Harrison Bergeron (a short story), by Kurt Vonnegut
This short story depicts a dystopian world in which all men are equal (America in 2081). All men being equal, however, it turns out, is not easy to accomplish. Equality is accomplished through government-imposed handicaps.
For instance, if you are more intelligent than the average person, you are fitted with a mandatory ‘earbud’ (if you will) that pumps in random loud noises every few minutes to make sure you can’t sustain a train of thought. Or, say you’re too beautiful, then you are required to wear a mask. You can always know who’s beautiful, since they’ll be the one wearing the ugliest mask.If you’re too physically able, maybe a fast runner, then you have to constantly wear a heavy load on your back.
As with Player Piano, which I also read recently, the book ends with the promise of a messiah that will deliver the world from its bondage to equality, and the ultimate failure of that messiah.

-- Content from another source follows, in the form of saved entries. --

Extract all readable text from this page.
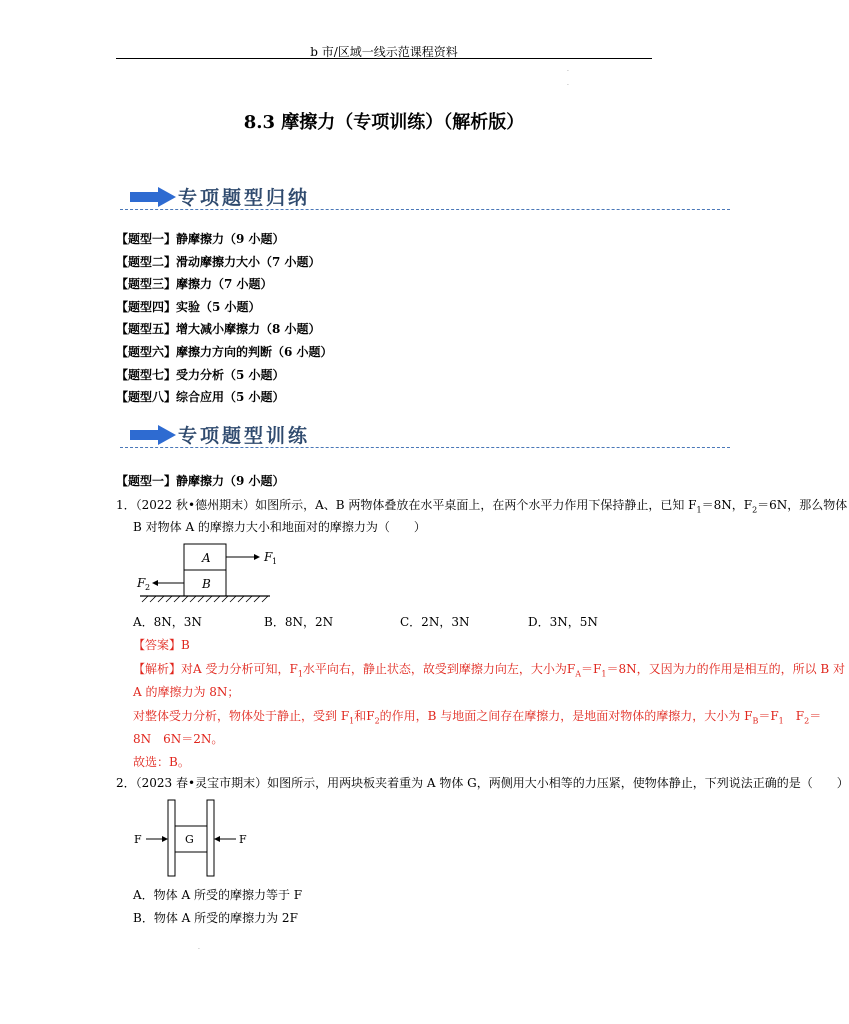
b 市/区域一线示范课程资料
·
·
8.3 摩擦力（专项训练）（解析版）
专项题型归纳
【题型一】静摩擦力（9 小题）
【题型二】滑动摩擦力大小（7 小题）
【题型三】摩擦力（7 小题）
【题型四】实验（5 小题）
【题型五】增大减小摩擦力（8 小题）
【题型六】摩擦力方向的判断（6 小题）
【题型七】受力分析（5 小题）
【题型八】综合应用（5 小题）
专项题型训练
【题型一】静摩擦力（9 小题）
1．（2022 秋•德州期末）如图所示，A、B 两物体叠放在水平桌面上，在两个水平力作用下保持静止，已知 $F_1=8N$，$F_2=6N$，那么物体
B 对物体 A 的摩擦力大小和地面对的摩擦力为（　　）
A
B
F 1
F 2
A．8N，3N	B．8N，2N	C．2N，3N	D．3N，5N
【答案】B
【解析】对A 受力分析可知，$F_1$水平向右，静止状态，故受到摩擦力向左，大小为$F_A=F_1=8N$，又因为力的作用是相互的，所以 B 对
A 的摩擦力为 8N；
对整体受力分析，物体处于静止，受到 $F_1$和$F_2$的作用，B 与地面之间存在摩擦力，是地面对物体的摩擦力，大小为 $F_B=F_1$　$F_2=$
8N　6N＝2N。
故选：B。
2．（2023 春•灵宝市期末）如图所示，用两块板夹着重为 A 物体 G，两侧用大小相等的力压紧，使物体静止，下列说法正确的是（　　）
G
F	F
A．物体 A 所受的摩擦力等于 F
B．物体 A 所受的摩擦力为 2F
·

The story turns out to be a fairly good parable for a culture still coming to grips with what equality truly means – a culture that rejects the notion that God desires unity, not uniformity – and a culture that always rejects those (him) who would save it from itself. You can read the story online HERE.
And since it was written over 50 years ago, it could be considered almost prophetic, could it not?
I don’t know that I would call it prophetic. I would probably call it perceptive. I think he saw it in his own day and rightly assumed that we would keep heading down that path. He wanted to show the danger.